In March 2016, New Scientist reported on mathematicians finding a ‘pattern’ in prime numbers. For example, a prime ending in 1 was only followed by another prime ending in 1 18.5% of the time, rather than 25%, as would be expected if they were truly random.

I conducted my own analysis on the first 1952 primes.

### Puzzling Primes

By Joel Johnson

Mathematicians have long assumed that primes are completely random – therefore the chance of a prime ending in a 1 being followed by another prime ending in a 1 should be 25%. This is all primes greater than 5 end in a 1, 3, 7 or 9.

However, this assumption has recently been shaken by the discovery of unexpected trends in the last number of primes. In March, New Scientist reported that Stanford University researchers had discovered that primes ending in a 1 have only a 18.5% chance of being followed by another prime ending in a 1 (1).

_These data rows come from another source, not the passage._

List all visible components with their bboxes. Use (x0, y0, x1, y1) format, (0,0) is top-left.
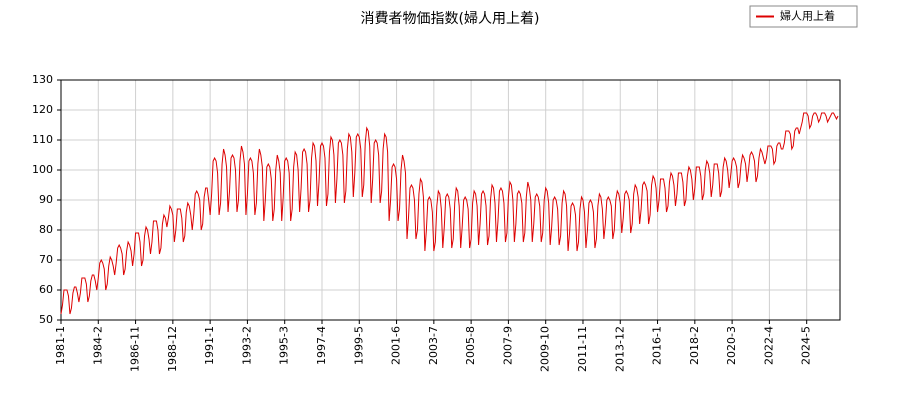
legend-label: 婦人用上着 (780, 9, 835, 23)
x-tick-label: 2024-5 (800, 326, 813, 365)
x-tick-label: 2018-2 (688, 326, 701, 365)
x-tick-label: 1984-2 (91, 326, 104, 365)
x-tick-label: 2007-9 (501, 326, 514, 365)
x-tick-label: 2022-4 (762, 326, 775, 365)
x-tick-label: 1999-5 (352, 326, 365, 365)
y-tick-label: 70 (39, 253, 53, 266)
x-tick-label: 2020-3 (725, 326, 738, 365)
y-tick-label: 100 (32, 163, 53, 176)
y-tick-label: 50 (39, 313, 53, 326)
x-tick-label: 1986-11 (129, 326, 142, 372)
x-tick-label: 2009-10 (539, 326, 552, 372)
data-line (60, 112, 839, 315)
x-tick-label: 1995-3 (278, 326, 291, 365)
x-tick-label: 2005-8 (464, 326, 477, 365)
x-tick-label: 1997-4 (315, 326, 328, 365)
x-tick-label: 2001-6 (390, 326, 403, 365)
legend-box (749, 5, 858, 28)
y-tick-label: 120 (32, 103, 53, 116)
y-tick-label: 90 (39, 193, 53, 206)
x-tick-label: 1993-2 (240, 326, 253, 365)
x-tick-label: 2011-11 (576, 326, 589, 372)
y-tick-label: 110 (32, 133, 53, 146)
x-tick-label: 2016-1 (651, 326, 664, 365)
x-tick-label: 1981-1 (54, 326, 67, 365)
plot-frame (60, 79, 841, 321)
x-tick-label: 1991-1 (203, 326, 216, 365)
y-tick-label: 80 (39, 223, 53, 236)
chart-title: 消費者物価指数(婦人用上着) (361, 10, 540, 27)
x-tick-label: 2003-7 (427, 326, 440, 365)
y-tick-label: 130 (32, 73, 53, 86)
x-tick-label: 2013-12 (613, 326, 626, 372)
y-tick-label: 60 (39, 283, 53, 296)
x-tick-label: 1988-12 (166, 326, 179, 372)
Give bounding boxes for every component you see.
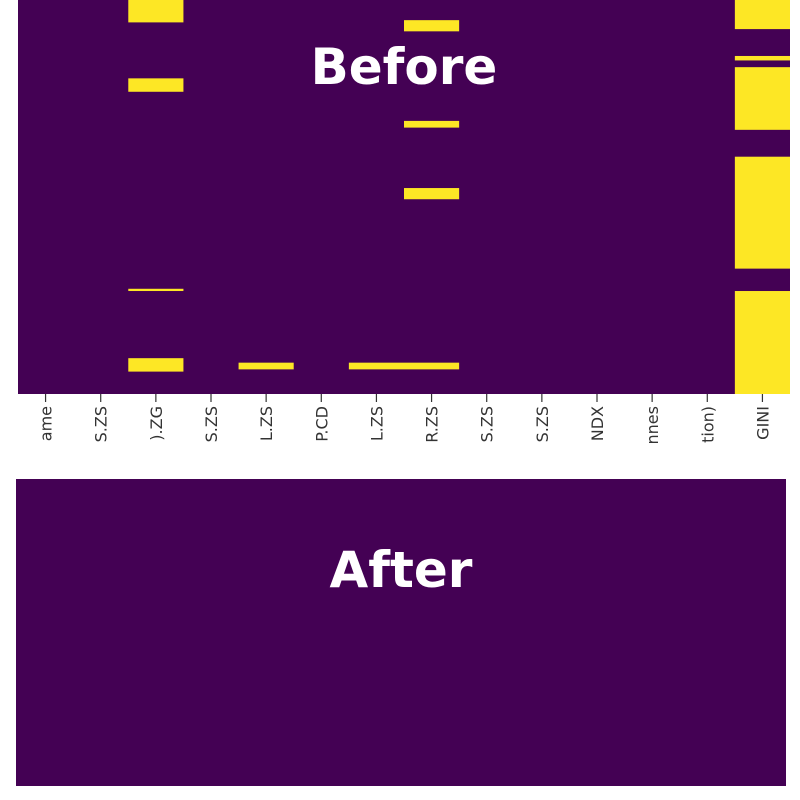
before-heatmap: ame S.ZS ).ZG S.ZS L.ZS P.CD L.ZS R.ZS S.ZS S.ZS N… xyxy=(18,0,790,444)
x-tick-label-8: S.ZS xyxy=(478,406,497,442)
x-tick-label-3: S.ZS xyxy=(202,406,221,442)
after-title: After xyxy=(329,541,473,599)
missing-cell-col-7-0 xyxy=(404,20,460,32)
x-tick-label-10: NDX xyxy=(588,406,607,441)
missing-cell-col-2-3 xyxy=(128,358,184,372)
missing-cell-col-13-0 xyxy=(734,0,790,30)
missing-cell-col-13-3 xyxy=(734,156,790,269)
x-tick-label-2: ).ZG xyxy=(147,406,166,441)
missing-cell-col-6-0 xyxy=(348,362,404,370)
after-panel: After xyxy=(16,479,786,786)
missing-cell-col-7-3 xyxy=(404,362,460,370)
missing-cell-col-13-2 xyxy=(734,67,790,130)
missing-cell-col-2-1 xyxy=(128,78,184,92)
x-tick-label-7: R.ZS xyxy=(423,406,442,443)
missing-cell-col-13-4 xyxy=(734,291,790,394)
x-tick-label-6: L.ZS xyxy=(367,406,386,441)
x-tick-label-9: S.ZS xyxy=(533,406,552,442)
missing-cell-col-7-1 xyxy=(404,120,460,128)
missing-cell-col-7-2 xyxy=(404,188,460,200)
x-tick-label-13: GINI xyxy=(753,406,772,440)
missing-cell-col-13-1 xyxy=(734,55,790,61)
before-panel: ame S.ZS ).ZG S.ZS L.ZS P.CD L.ZS R.ZS S.ZS S.ZS N… xyxy=(18,0,790,444)
x-tick-label-0: ame xyxy=(37,406,56,441)
missing-cell-col-2-2 xyxy=(128,288,184,292)
x-tick-label-4: L.ZS xyxy=(257,406,276,441)
x-tick-label-5: P.CD xyxy=(312,406,331,442)
missing-cell-col-4-0 xyxy=(238,362,294,370)
missing-cell-col-2-0 xyxy=(128,0,184,23)
x-tick-label-12: tion) xyxy=(698,406,717,443)
x-tick-label-11: nnes xyxy=(643,406,662,444)
x-tick-label-1: S.ZS xyxy=(92,406,111,442)
before-title: Before xyxy=(310,38,498,96)
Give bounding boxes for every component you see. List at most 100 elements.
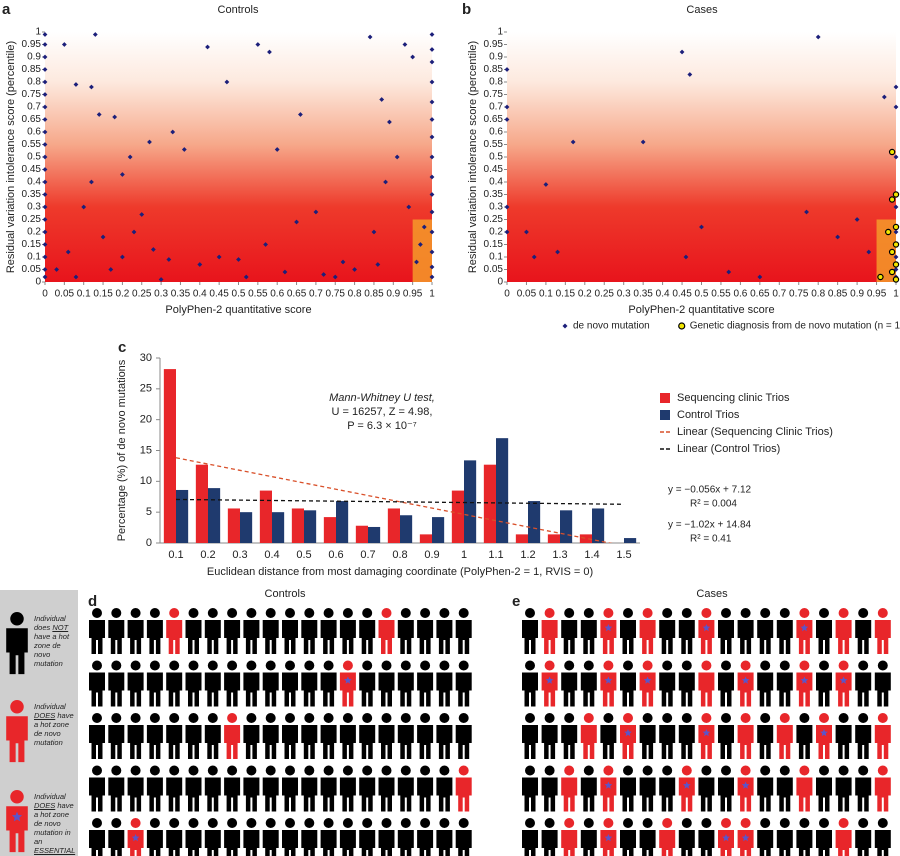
head [819, 818, 829, 828]
point [181, 147, 187, 152]
body [796, 830, 813, 856]
body [522, 725, 538, 759]
head [246, 765, 257, 776]
body [378, 830, 395, 856]
head [362, 713, 373, 723]
trend-r2: R² = 0.41 [690, 534, 732, 545]
bar [624, 538, 637, 543]
point [127, 154, 133, 160]
head [721, 818, 731, 828]
head [188, 608, 199, 618]
bar [259, 490, 272, 543]
star [11, 811, 23, 822]
x-tick-label: 0.95 [867, 289, 887, 300]
body [522, 777, 538, 812]
body [776, 777, 793, 812]
head [760, 608, 771, 618]
individual [522, 660, 538, 707]
point [835, 234, 841, 240]
point [42, 242, 48, 247]
legend-text-part: DOES [34, 801, 56, 810]
body [541, 620, 558, 654]
head [246, 660, 257, 671]
point [197, 262, 203, 267]
head [342, 608, 353, 618]
head [544, 765, 555, 776]
head [227, 660, 238, 671]
body [146, 725, 163, 759]
individual [757, 713, 774, 759]
body [301, 830, 318, 856]
legend-text-part: have a hot zone de novo mutation [34, 711, 74, 747]
point [866, 249, 872, 255]
head [342, 713, 353, 723]
point [54, 267, 60, 272]
point [683, 254, 689, 260]
individual [301, 765, 318, 812]
body [835, 725, 852, 759]
body [397, 725, 414, 759]
point [429, 192, 435, 197]
body [776, 672, 793, 707]
point [893, 204, 899, 210]
individual [796, 765, 813, 812]
individual [378, 608, 395, 654]
star [839, 676, 848, 684]
point [120, 172, 125, 177]
head [662, 660, 673, 671]
point [555, 249, 560, 255]
head [877, 713, 888, 723]
body [146, 620, 163, 654]
individual [282, 765, 298, 812]
head [169, 818, 180, 828]
bar [227, 508, 240, 543]
individual [262, 818, 279, 856]
body [224, 620, 241, 654]
y-tick-label: 0.05 [22, 264, 42, 275]
x-tick-label: 0.45 [209, 289, 229, 300]
body [659, 620, 676, 654]
body [185, 725, 202, 759]
bar [387, 508, 400, 543]
x-tick-label: 0.9 [424, 549, 439, 561]
head [544, 818, 555, 828]
individual [698, 765, 715, 812]
body [146, 777, 163, 812]
individual [522, 818, 538, 856]
body [737, 672, 754, 707]
body [262, 777, 279, 812]
x-tick-label: 0.6 [733, 289, 747, 300]
x-tick-label: 0.95 [403, 289, 423, 300]
point [543, 182, 549, 187]
body [522, 830, 538, 856]
x-tick-label: 0.9 [850, 289, 864, 300]
x-tick-label: 0.6 [328, 549, 343, 561]
head [458, 608, 469, 618]
individual [776, 660, 793, 707]
y-axis-label: Residual variation intolerance score (pe… [5, 41, 17, 273]
head [207, 713, 218, 723]
point [42, 229, 48, 235]
point [854, 217, 860, 222]
y-tick-label: 0.55 [22, 139, 42, 150]
y-tick-label: 0.2 [27, 227, 41, 238]
individual [718, 608, 734, 654]
legend-label: Control Trios [677, 409, 740, 421]
point [42, 54, 48, 60]
head [564, 765, 575, 776]
body [185, 830, 202, 856]
head [838, 660, 849, 671]
x-tick-label: 0.25 [132, 289, 152, 300]
body [698, 830, 715, 856]
body [816, 777, 832, 812]
individual [757, 818, 774, 856]
point [81, 204, 87, 210]
point [150, 247, 156, 252]
individual [455, 713, 472, 759]
head [779, 765, 790, 776]
head [304, 818, 315, 828]
point [421, 224, 427, 230]
head [149, 608, 160, 618]
individual [89, 765, 105, 812]
individual [600, 765, 617, 812]
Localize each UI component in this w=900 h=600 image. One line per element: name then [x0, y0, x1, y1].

Here, the first 9592 primes (up to 100,000) were analysed. It was found that for a prime ending in 1, the chance of the following prime also ending in a 1 were 14.7%. It was been reported that the last digit pattern began to wear off as the primes tended toward infinity (1), which explains why the chance of a 1 following a 1 was much lower in this study.

The chance of a 3 being followed by a 3 was 12.8%, while the chance of a 7 being followed by a 7 was 12.9%. The probability of a 9 following a 9 was higher, at 15.3%. The full data are shown in the graphs below.

References:

1. Aron, J 2016, ‘‘Random’ primes pair up on the sly’, New Scientist, iss 3065, 19 March 2016, p. 12.